Sejak tahun 1990, karena berbagai
kesibukan anggotanya, SASTRA KITA tidak lagi aktif – melakukan kegiatan diskusi
atau mengunjungi sma seperti pada tahun-tahun sebelumnya. Meski masih
menerbitkan buku, kegiatan yang dilakukan “SASTRA KITA” tak lagi aktif seperti
tahun-tahun sebelumnya. (sudah tidak pernah lagi kumpul-kumpul untuk
berdiskusi, kecuali hanya saling kunjung mengunjungi di antara anggotanya). Hal
ini disebabkan para personilnya pindah alamat, dan ada pula yang karena
kesibukan keluarga (ketika kelompok diskusi “SASTRA KITA” dibentuk belum ada
satu pun anggotanya yang sudah berkeluarga), ada pula yang sibuk dengan
pekerjaan yang ditekuninya hingga tidak lagi berkiprah dalam dunia susastra.
Karena komunitas sastra ini
merupakan organisasi tanpa bentuk (hanya semacam kelompok diskusi), maka tidak
ada yang menduduki jabatan ketua, sekretaris, bendahara dan jabatan struktural
lainnya. Yang ada hanya pendiri dan anggota. Sedangkan cara kerja yang
dilakukan oleh kelompok “SASTRA KITA” dengan cara dikerjakan bersama-sama
(tidak ada pembagian tugas secara khusus) melainkan hanya berdasarkan siapa
yang sempat. Semacam paguyuban atau sambatan (seperti tradisi membangun
rumah di daerah Jawa beberapa tahun yang lalu). Semua anggota berusaha saling
membantu satu sama lain.
Kelompok
diskusi “SASTRA KITA” tidak menganut ideologi tertentu. Melainkan hanya karena
perasaan yang sama sebagai penulis muda kurang mendapatkan (baca: hanya
dipandang sebelah mata) perhatian oleh sastrawan senior dan penerbit buku.
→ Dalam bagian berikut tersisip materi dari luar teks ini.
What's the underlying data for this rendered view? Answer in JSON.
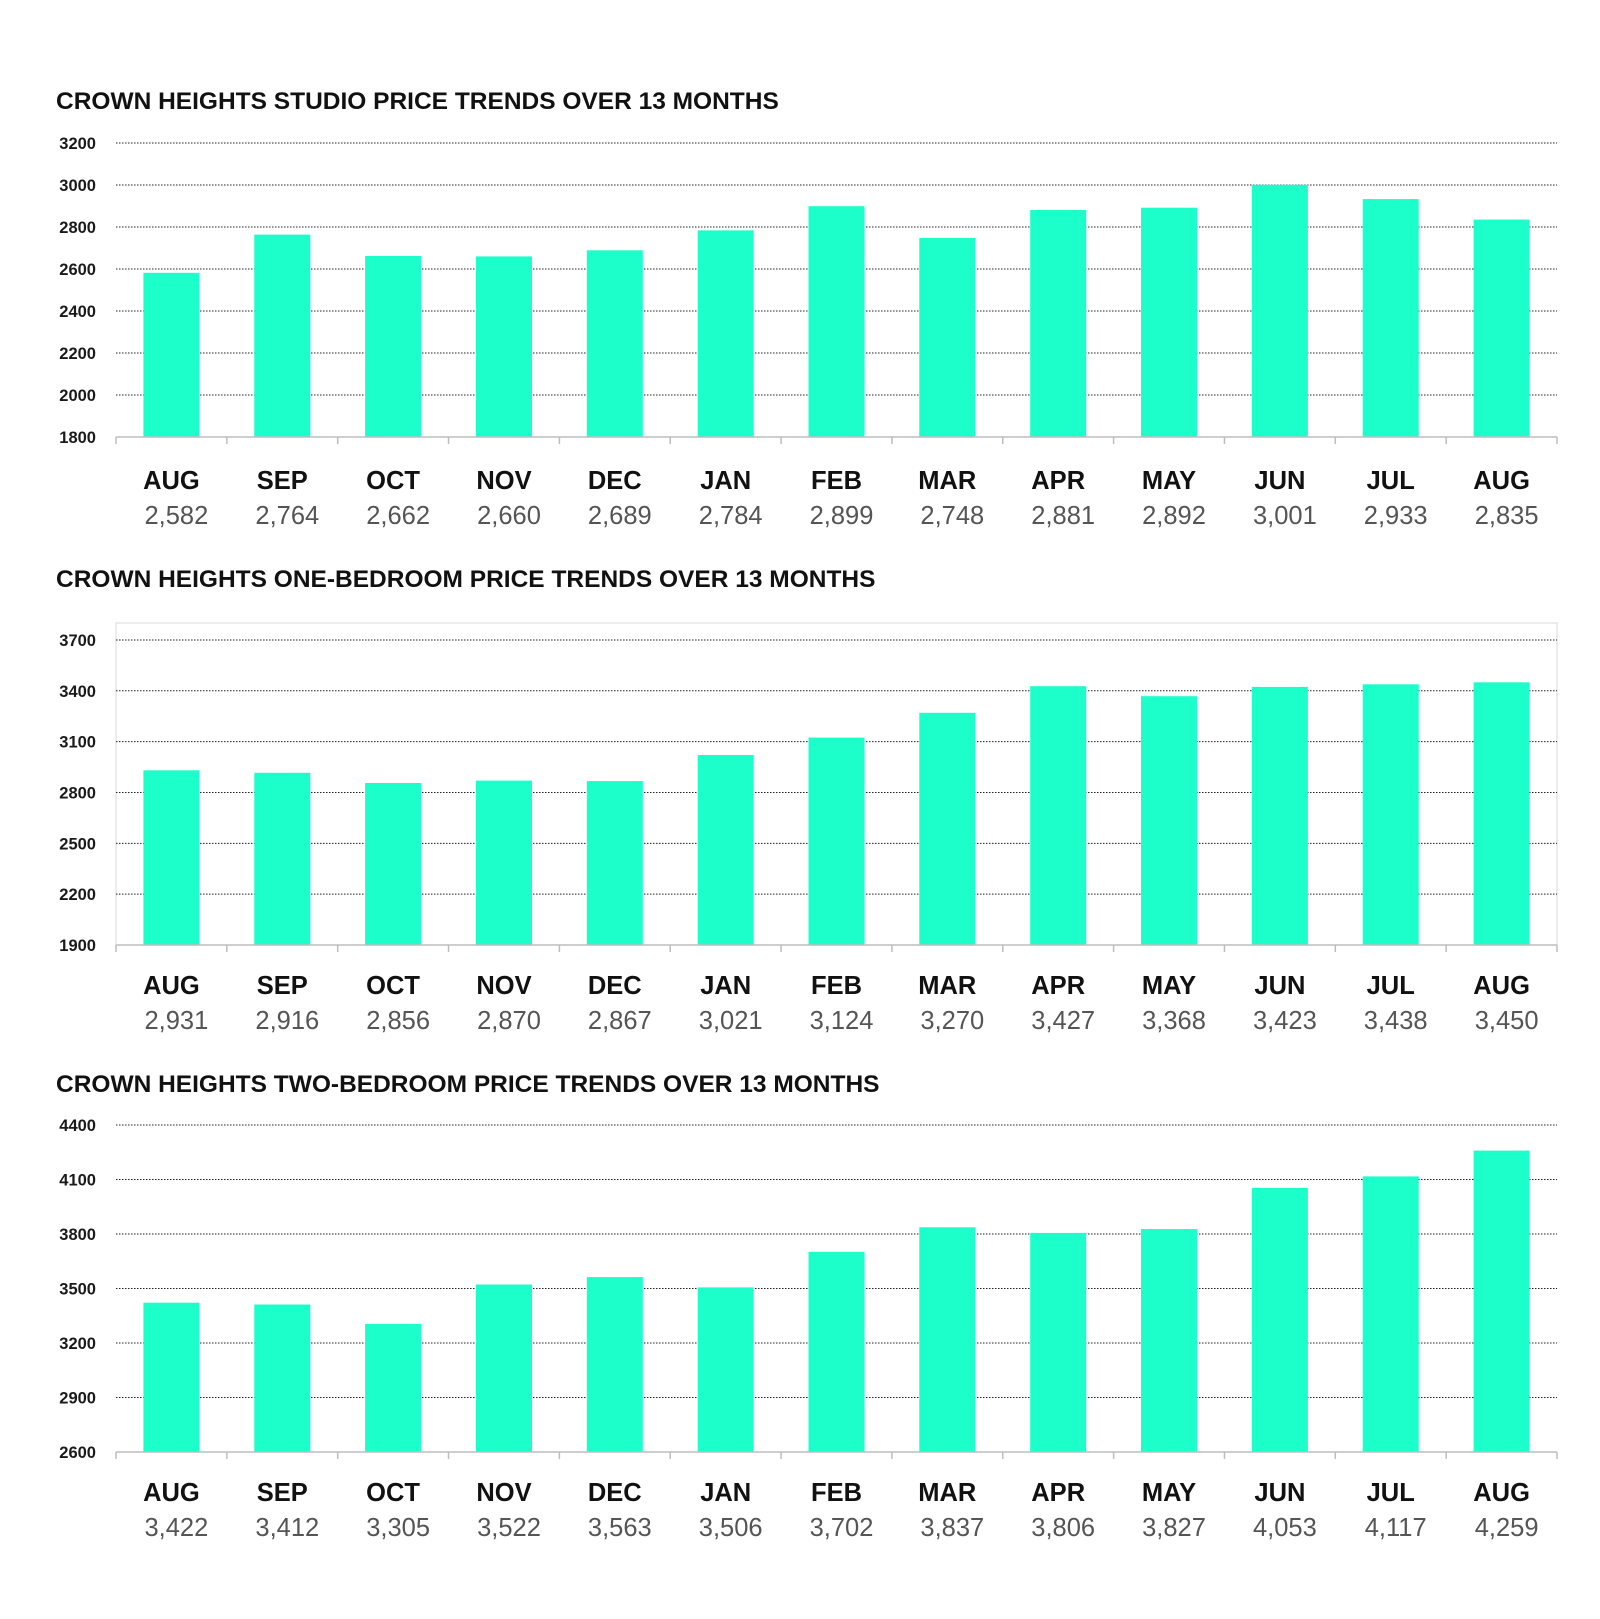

Pada tahun 1996, kelompok “SASTRA
KITA” bergabung dengan KSI (Komunitas Sastra Indonesia) yang dimotori oleh
Wowok Hesti Prabowo. Nah, sejak bergabung dengan KSI dengan sendirinya “SASTRA
KITA” menjadi bagian dari KSI. Meskipun sampai saat ini “SASTRA KITA” tak
pernah secara resmi bubar. Dan sebagian pendiri dan aggota “Sastra Kita” (yang
masih berkiprah di dunia karya sastra) sebagian menjadi aktivis KSI. Karena
sebagian anggota kelompok diskusi SASTRA KITA sudah tidak lagi berkiprah dalam
dunia sastra. (Humam S. Chudori)
Juni 2012
Keren. Lebih keren lagi jika ada biodata pendirinya, serta keberadaannya saat ini.